Chapter Fifteen: The Forgotten Fragment

A rare sight.

   Eastman Kodak Co.

It isn't often that one sees Mariah and Kaver together in the nest box. You either have to keep constant watch or get very lucky (in this case it was luck.) It was hard to tell whether Kaver was feeding Mariah or if they were just sharing a tender moment (old softy that I am, I prefer to believe the latter.)

Chapter Fifteen: The Forgotten Fragment

     Movement in the far corner of the chamber caught and held her eye. Swiveling her head in that direction, she observed as a black, bulbous spider dropped precipitately from the center of its web like a bungee jumper leaping from a bridge, halted an inch above the floor and lowered itself more slowly to the hard stone surface. Touching its spinneret briefly to the floor to securely attach the anchor line, it began the long climb ceilingward again. It reached the center of the web, moved slightly to one side, and repeated the process. After a series of such movements, the spider settled in, apparently satisfied with its efforts, becoming motionless once more.

     The curious mouse watched this entertaining performance while it lasted, feeling no need to interrupt the urgent labors of the industrious insect. She pondered the advisability of sharing her nest with the sizable spider, which she could easily have worn as an eyepatch. She didn't know if it would bite her, but as long as it remained in its far corner, she didn't feel unduly concerned. It might prove useful if those nasty little gnats found their way in, snaring them in its web like tuna caught in a net, saving her the trouble of trying to drive them out. Maybe a bit of companionship would be nice, even though there was no chance of communication between them.

     Once more gazing around at the cozy chamber, a surprising thought occurred to her - she was content. Wrested forcibly from her comfortable life, thrown into a new and alien environment, menaced by all manner of hostile and inimical situations, she had nevertheless prevailed and managed to find a new shelter, seeking it out and furnishing it with the necessities of life. There was nothing to threaten her in here; she was as safe as she could be. She knew of no predator small enough to fit through the narrow passage leading to her sanctum, save for pit vipers, and she now knew how to deal with them. As for the larger predators lurking in the jungle, most of them were easily avoided. Yes, she was content.

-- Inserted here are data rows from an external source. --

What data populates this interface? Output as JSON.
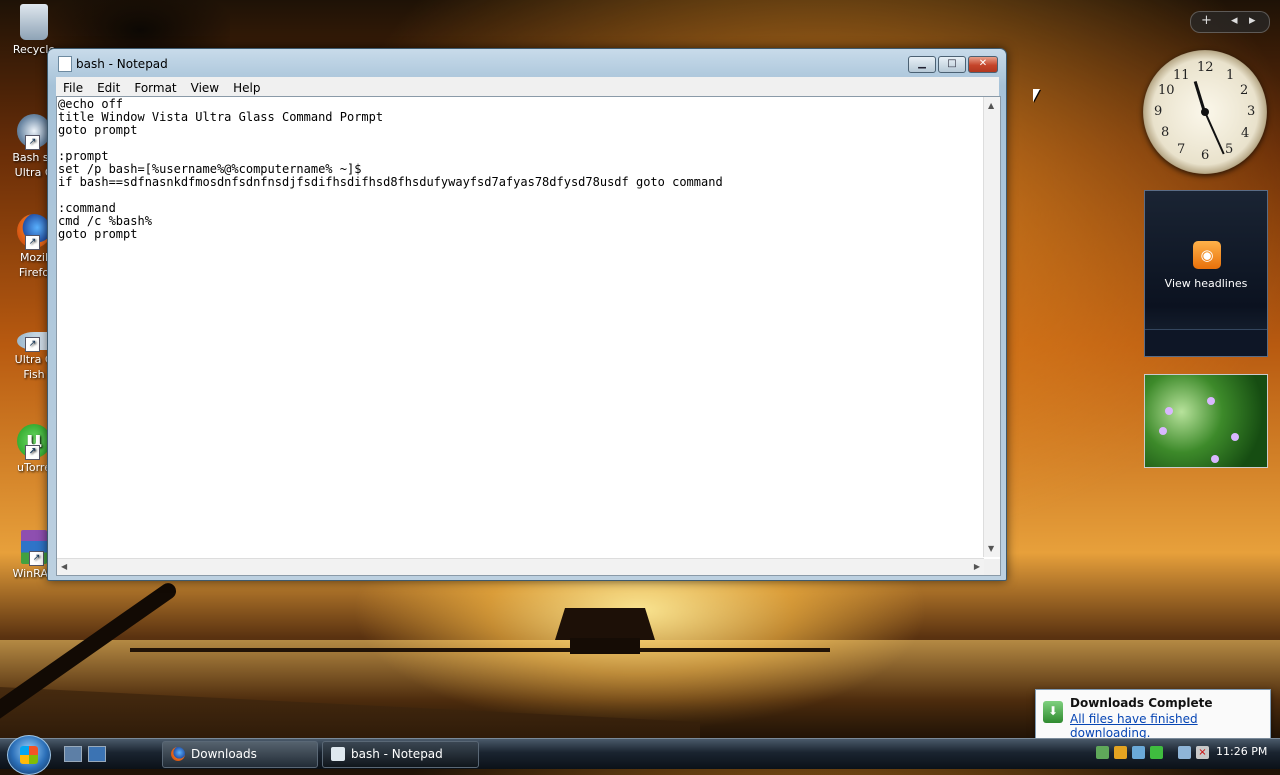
{
  "desktop": {
    "icons": [
      {
        "label": "Recycle"
      },
      {
        "label": "Bash sh Ultra G"
      },
      {
        "label": "Mozil Firefo"
      },
      {
        "label": "Ultra G Fish"
      },
      {
        "label": "uTorre"
      },
      {
        "label": "WinRAR"
      }
    ]
  },
  "window": {
    "title": "bash - Notepad",
    "controls": {
      "minimize": "▁",
      "maximize": "□",
      "close": "✕"
    },
    "menu": [
      "File",
      "Edit",
      "Format",
      "View",
      "Help"
    ],
    "content": "@echo off\ntitle Window Vista Ultra Glass Command Pormpt\ngoto prompt\n\n:prompt\nset /p bash=[%username%@%computername% ~]$\nif bash==sdfnasnkdfmosdnfsdnfnsdjfsdifhsdifhsd8fhsdufywayfsd7afyas78dfysd78usdf goto command\n\n:command\ncmd /c %bash%\ngoto prompt"
  },
  "gadgets": {
    "sidebar_controls": {
      "add": "+",
      "prev": "◂",
      "next": "▸"
    },
    "clock": {
      "numbers": [
        "12",
        "1",
        "2",
        "3",
        "4",
        "5",
        "6",
        "7",
        "8",
        "9",
        "10",
        "11"
      ],
      "time": "11:26"
    },
    "feed": {
      "label": "View headlines",
      "icon": "rss-icon"
    }
  },
  "notification": {
    "title": "Downloads Complete",
    "link": "All files have finished downloading."
  },
  "taskbar": {
    "buttons": [
      {
        "label": "Downloads",
        "icon": "firefox-icon"
      },
      {
        "label": "bash - Notepad",
        "icon": "notepad-icon"
      }
    ],
    "clock": "11:26 PM"
  },
  "colors": {
    "accent": "#0645b4",
    "close": "#c5442a"
  }
}
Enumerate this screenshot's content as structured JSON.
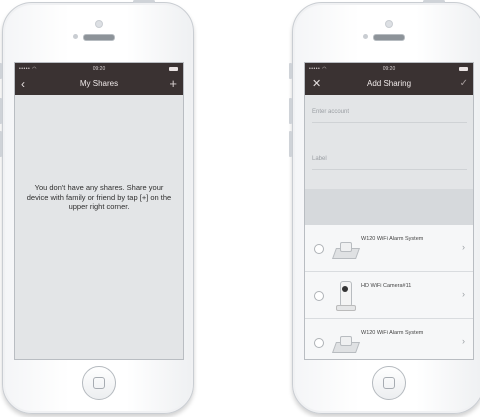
{
  "left_screen": {
    "status": {
      "signal": "••••• ◠",
      "time": "09:20"
    },
    "nav": {
      "back_icon": "‹",
      "title": "My Shares",
      "add_icon": "+"
    },
    "empty_message": "You don't have any shares. Share your device with family or friend by tap [+] on the upper right corner."
  },
  "right_screen": {
    "status": {
      "signal": "••••• ◠",
      "time": "09:20"
    },
    "nav": {
      "close_icon": "✕",
      "title": "Add Sharing",
      "confirm_icon": "✓"
    },
    "fields": {
      "account_placeholder": "Enter account",
      "label_placeholder": "Label"
    },
    "devices": [
      {
        "name": "W120 WiFi Alarm System",
        "icon": "alarm-hub-icon"
      },
      {
        "name": "HD WiFi Camera#11",
        "icon": "camera-icon"
      },
      {
        "name": "W120 WiFi Alarm System",
        "icon": "alarm-hub-icon"
      }
    ],
    "chevron": "›"
  }
}
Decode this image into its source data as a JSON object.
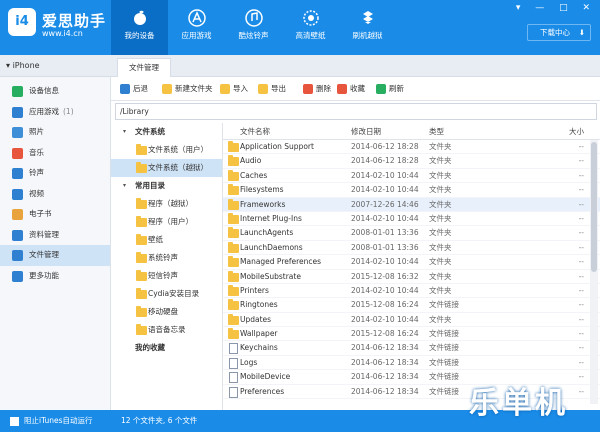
{
  "app": {
    "name": "爱思助手",
    "url": "www.i4.cn",
    "logo_text": "i4"
  },
  "nav_tabs": [
    {
      "label": "我的设备",
      "icon": "apple-icon",
      "active": true
    },
    {
      "label": "应用游戏",
      "icon": "app-store-icon",
      "active": false
    },
    {
      "label": "酷炫铃声",
      "icon": "music-note-icon",
      "active": false
    },
    {
      "label": "高清壁纸",
      "icon": "flower-icon",
      "active": false
    },
    {
      "label": "刷机越狱",
      "icon": "dropbox-icon",
      "active": false
    }
  ],
  "window_controls": {
    "text": "▾ — □ ✕"
  },
  "download_center": {
    "label": "下载中心",
    "arrow": "⬇"
  },
  "device": {
    "name": "iPhone",
    "caret": "▾"
  },
  "content_tab": {
    "label": "文件管理"
  },
  "sidebar": {
    "items": [
      {
        "label": "设备信息",
        "icon": "info-icon",
        "color": "#27ae60"
      },
      {
        "label": "应用游戏",
        "count": "(1)",
        "icon": "apps-icon",
        "color": "#2f80d1"
      },
      {
        "label": "照片",
        "icon": "photo-icon",
        "color": "#3f8fd8"
      },
      {
        "label": "音乐",
        "icon": "music-icon",
        "color": "#e8553d"
      },
      {
        "label": "铃声",
        "icon": "bell-icon",
        "color": "#2f80d1"
      },
      {
        "label": "视频",
        "icon": "video-icon",
        "color": "#2f80d1"
      },
      {
        "label": "电子书",
        "icon": "book-icon",
        "color": "#e8a33d"
      },
      {
        "label": "资料管理",
        "icon": "contacts-icon",
        "color": "#2f80d1"
      },
      {
        "label": "文件管理",
        "icon": "files-icon",
        "color": "#2f80d1",
        "active": true
      },
      {
        "label": "更多功能",
        "icon": "grid-icon",
        "color": "#2f80d1"
      }
    ]
  },
  "toolbar": {
    "buttons": [
      {
        "label": "后退",
        "icon": "back-icon",
        "color": "#2f80d1"
      },
      {
        "label": "新建文件夹",
        "icon": "new-folder-icon",
        "color": "#f5c242"
      },
      {
        "label": "导入",
        "icon": "import-icon",
        "color": "#f5c242"
      },
      {
        "label": "导出",
        "icon": "export-icon",
        "color": "#f5c242"
      },
      {
        "label": "删除",
        "icon": "delete-icon",
        "color": "#e8553d"
      },
      {
        "label": "收藏",
        "icon": "favorite-icon",
        "color": "#e8553d"
      },
      {
        "label": "刷新",
        "icon": "refresh-icon",
        "color": "#27ae60"
      }
    ]
  },
  "path": "/Library",
  "tree": {
    "sections": [
      {
        "title": "文件系统",
        "children": [
          "文件系统（用户）",
          "文件系统（越狱）"
        ]
      },
      {
        "title": "常用目录",
        "children": [
          "程序（越狱）",
          "程序（用户）",
          "壁纸",
          "系统铃声",
          "短信铃声",
          "Cydia安装目录",
          "移动硬盘",
          "语音备忘录"
        ]
      }
    ],
    "favorites": "我的收藏",
    "caret": "▾",
    "selected": "文件系统（越狱）"
  },
  "file_list": {
    "columns": {
      "name": "文件名称",
      "date": "修改日期",
      "type": "类型",
      "size": "大小"
    },
    "rows": [
      {
        "name": "Application Support",
        "date": "2014-06-12 18:28",
        "type": "文件夹",
        "size": "--",
        "kind": "folder"
      },
      {
        "name": "Audio",
        "date": "2014-06-12 18:28",
        "type": "文件夹",
        "size": "--",
        "kind": "folder"
      },
      {
        "name": "Caches",
        "date": "2014-02-10 10:44",
        "type": "文件夹",
        "size": "--",
        "kind": "folder"
      },
      {
        "name": "Filesystems",
        "date": "2014-02-10 10:44",
        "type": "文件夹",
        "size": "--",
        "kind": "folder"
      },
      {
        "name": "Frameworks",
        "date": "2007-12-26 14:46",
        "type": "文件夹",
        "size": "--",
        "kind": "folder",
        "selected": true
      },
      {
        "name": "Internet Plug-Ins",
        "date": "2014-02-10 10:44",
        "type": "文件夹",
        "size": "--",
        "kind": "folder"
      },
      {
        "name": "LaunchAgents",
        "date": "2008-01-01 13:36",
        "type": "文件夹",
        "size": "--",
        "kind": "folder"
      },
      {
        "name": "LaunchDaemons",
        "date": "2008-01-01 13:36",
        "type": "文件夹",
        "size": "--",
        "kind": "folder"
      },
      {
        "name": "Managed Preferences",
        "date": "2014-02-10 10:44",
        "type": "文件夹",
        "size": "--",
        "kind": "folder"
      },
      {
        "name": "MobileSubstrate",
        "date": "2015-12-08 16:32",
        "type": "文件夹",
        "size": "--",
        "kind": "folder"
      },
      {
        "name": "Printers",
        "date": "2014-02-10 10:44",
        "type": "文件夹",
        "size": "--",
        "kind": "folder"
      },
      {
        "name": "Ringtones",
        "date": "2015-12-08 16:24",
        "type": "文件链接",
        "size": "--",
        "kind": "folder"
      },
      {
        "name": "Updates",
        "date": "2014-02-10 10:44",
        "type": "文件夹",
        "size": "--",
        "kind": "folder"
      },
      {
        "name": "Wallpaper",
        "date": "2015-12-08 16:24",
        "type": "文件链接",
        "size": "--",
        "kind": "folder"
      },
      {
        "name": "Keychains",
        "date": "2014-06-12 18:34",
        "type": "文件链接",
        "size": "--",
        "kind": "file"
      },
      {
        "name": "Logs",
        "date": "2014-06-12 18:34",
        "type": "文件链接",
        "size": "--",
        "kind": "file"
      },
      {
        "name": "MobileDevice",
        "date": "2014-06-12 18:34",
        "type": "文件链接",
        "size": "--",
        "kind": "file"
      },
      {
        "name": "Preferences",
        "date": "2014-06-12 18:34",
        "type": "文件链接",
        "size": "--",
        "kind": "file"
      }
    ]
  },
  "status": {
    "itunes_label": "阻止iTunes自动运行",
    "count": "12 个文件夹, 6 个文件"
  },
  "watermark": "乐单机",
  "colors": {
    "accent": "#1a8ce8",
    "accent_dark": "#0a6ec7",
    "selection": "#cfe3f7",
    "folder": "#f5c242"
  }
}
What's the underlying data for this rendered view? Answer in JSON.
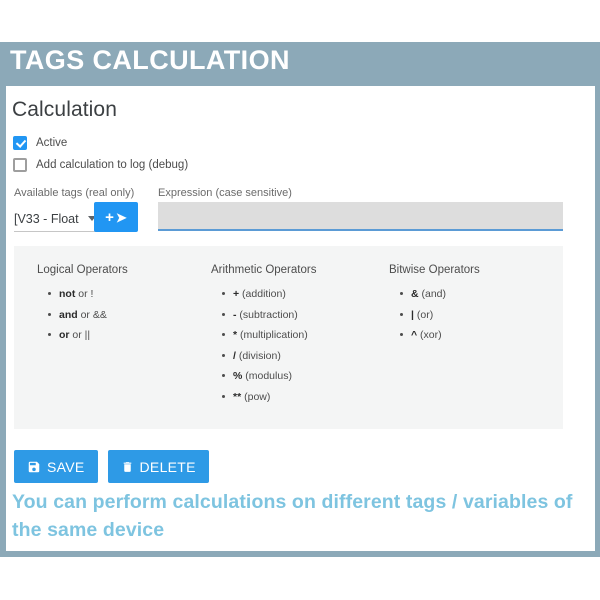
{
  "header": {
    "title": "TAGS CALCULATION",
    "bar_color": "#8ca9b8"
  },
  "card": {
    "title": "Calculation",
    "checkboxes": [
      {
        "label": "Active",
        "checked": true
      },
      {
        "label": "Add calculation to log (debug)",
        "checked": false
      }
    ],
    "tags_field": {
      "label": "Available tags (real only)",
      "selected_option": "[V33 - Float",
      "add_button": {
        "plus_icon": "+",
        "arrow_icon": "➤"
      }
    },
    "expression_field": {
      "label": "Expression (case sensitive)",
      "value": "",
      "placeholder": ""
    }
  },
  "help": {
    "columns": [
      {
        "heading": "Logical Operators",
        "items": [
          {
            "symbol": "not",
            "rest": " or !"
          },
          {
            "symbol": "and",
            "rest": " or &&"
          },
          {
            "symbol": "or",
            "rest": " or ||"
          }
        ]
      },
      {
        "heading": "Arithmetic Operators",
        "items": [
          {
            "symbol": "+",
            "rest": " (addition)"
          },
          {
            "symbol": "-",
            "rest": " (subtraction)"
          },
          {
            "symbol": "*",
            "rest": " (multiplication)"
          },
          {
            "symbol": "/",
            "rest": " (division)"
          },
          {
            "symbol": "%",
            "rest": " (modulus)"
          },
          {
            "symbol": "**",
            "rest": " (pow)"
          }
        ]
      },
      {
        "heading": "Bitwise Operators",
        "items": [
          {
            "symbol": "&",
            "rest": " (and)"
          },
          {
            "symbol": "|",
            "rest": " (or)"
          },
          {
            "symbol": "^",
            "rest": " (xor)"
          }
        ]
      }
    ]
  },
  "actions": {
    "save_label": "SAVE",
    "delete_label": "DELETE",
    "button_color": "#2e9ae6"
  },
  "caption": {
    "text": "You can perform calculations on different tags / variables of the same device",
    "color": "#7ec4e0"
  }
}
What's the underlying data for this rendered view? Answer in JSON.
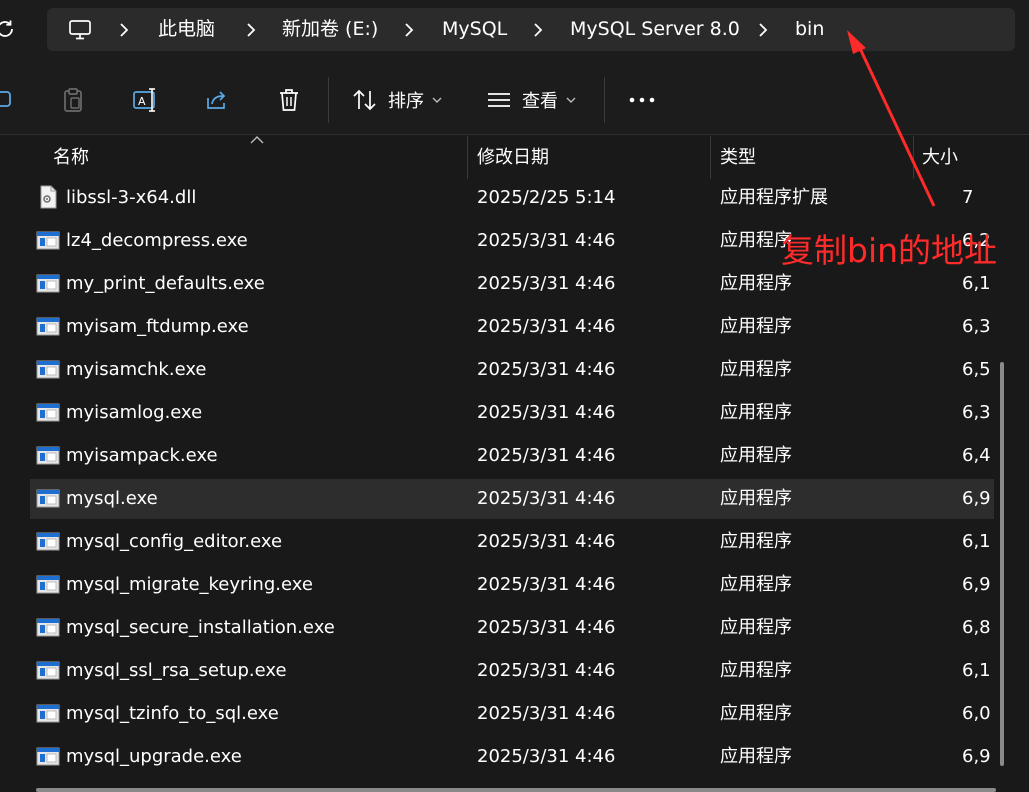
{
  "breadcrumb": {
    "items": [
      "此电脑",
      "新加卷 (E:)",
      "MySQL",
      "MySQL Server 8.0",
      "bin"
    ]
  },
  "toolbar": {
    "sort_label": "排序",
    "view_label": "查看"
  },
  "columns": {
    "name": "名称",
    "date": "修改日期",
    "type": "类型",
    "size": "大小"
  },
  "files": [
    {
      "name": "libssl-3-x64.dll",
      "date": "2025/2/25 5:14",
      "type": "应用程序扩展",
      "size": "7",
      "icon": "dll-file-icon"
    },
    {
      "name": "lz4_decompress.exe",
      "date": "2025/3/31 4:46",
      "type": "应用程序",
      "size": "6,2",
      "icon": "exe-file-icon"
    },
    {
      "name": "my_print_defaults.exe",
      "date": "2025/3/31 4:46",
      "type": "应用程序",
      "size": "6,1",
      "icon": "exe-file-icon"
    },
    {
      "name": "myisam_ftdump.exe",
      "date": "2025/3/31 4:46",
      "type": "应用程序",
      "size": "6,3",
      "icon": "exe-file-icon"
    },
    {
      "name": "myisamchk.exe",
      "date": "2025/3/31 4:46",
      "type": "应用程序",
      "size": "6,5",
      "icon": "exe-file-icon"
    },
    {
      "name": "myisamlog.exe",
      "date": "2025/3/31 4:46",
      "type": "应用程序",
      "size": "6,3",
      "icon": "exe-file-icon"
    },
    {
      "name": "myisampack.exe",
      "date": "2025/3/31 4:46",
      "type": "应用程序",
      "size": "6,4",
      "icon": "exe-file-icon"
    },
    {
      "name": "mysql.exe",
      "date": "2025/3/31 4:46",
      "type": "应用程序",
      "size": "6,9",
      "icon": "exe-file-icon",
      "selected": true
    },
    {
      "name": "mysql_config_editor.exe",
      "date": "2025/3/31 4:46",
      "type": "应用程序",
      "size": "6,1",
      "icon": "exe-file-icon"
    },
    {
      "name": "mysql_migrate_keyring.exe",
      "date": "2025/3/31 4:46",
      "type": "应用程序",
      "size": "6,9",
      "icon": "exe-file-icon"
    },
    {
      "name": "mysql_secure_installation.exe",
      "date": "2025/3/31 4:46",
      "type": "应用程序",
      "size": "6,8",
      "icon": "exe-file-icon"
    },
    {
      "name": "mysql_ssl_rsa_setup.exe",
      "date": "2025/3/31 4:46",
      "type": "应用程序",
      "size": "6,1",
      "icon": "exe-file-icon"
    },
    {
      "name": "mysql_tzinfo_to_sql.exe",
      "date": "2025/3/31 4:46",
      "type": "应用程序",
      "size": "6,0",
      "icon": "exe-file-icon"
    },
    {
      "name": "mysql_upgrade.exe",
      "date": "2025/3/31 4:46",
      "type": "应用程序",
      "size": "6,9",
      "icon": "exe-file-icon"
    }
  ],
  "annotation": {
    "text": "复制bin的地址",
    "color": "#ff2a2a"
  },
  "colors": {
    "background": "#191919",
    "address_bar": "#2b2b2b",
    "selected_row": "#2d2d2d",
    "annotation_red": "#ff2a2a"
  }
}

     Across from her, the pyramid of figs beckoned. Her belly was empty enough that she bestirred herself from the fluffy nest, crawling to the pile and biting voraciously into the juicy, succulent flesh of the tempting fruit. Devouring it quickly, she uncovered a multitude of tiny black seeds, so sticky that within moments her whiskers were clotted with them. Annoyed, she scrubbed her face against the stone, and managed to dislodge the great majority of seeds. With rapacious intent, she fell to once more, determined to satisfy her insistent hunger.

     As she ate, she eyed the torus lying quietly in the corner near her nest. It had remained quiescent, as far as she knew, since she had brought it back into the temple. All the time she had spent gathering and storing, it had lain silent, lifeless. She sensed that if she approached it, lay her paw upon it, the eerie vitality would reawaken, draw her once more into its darkling depths and show her terrors and wonders. Was she ready for that? Did she want to essay that alarming experience anew? Had she the courage? She had no doubt that if it reanimated and desired her attention, there would be no denying it. Maybe if she demonstrated her lack of fear, her willingness to undergo the trials that the object offered, it would accord her a measure of respect. Since it seemed to be disinclined to be separated from her, perhaps her best course was to explore the reasons for its insistence that they remain inextricably bound, if she could but determine them. Also, she couldn't argue that she was mightily intrigued by the creature that seemed to exist within the eldritch artifact. Whatever miracle or curse had been thrust upon her, she was now able to formulate questions for which she craved answers, and the talisman, or the creature within, might possess them. Her decision reached, her meal finished, she crept toward the talisman and slowly extended one paw.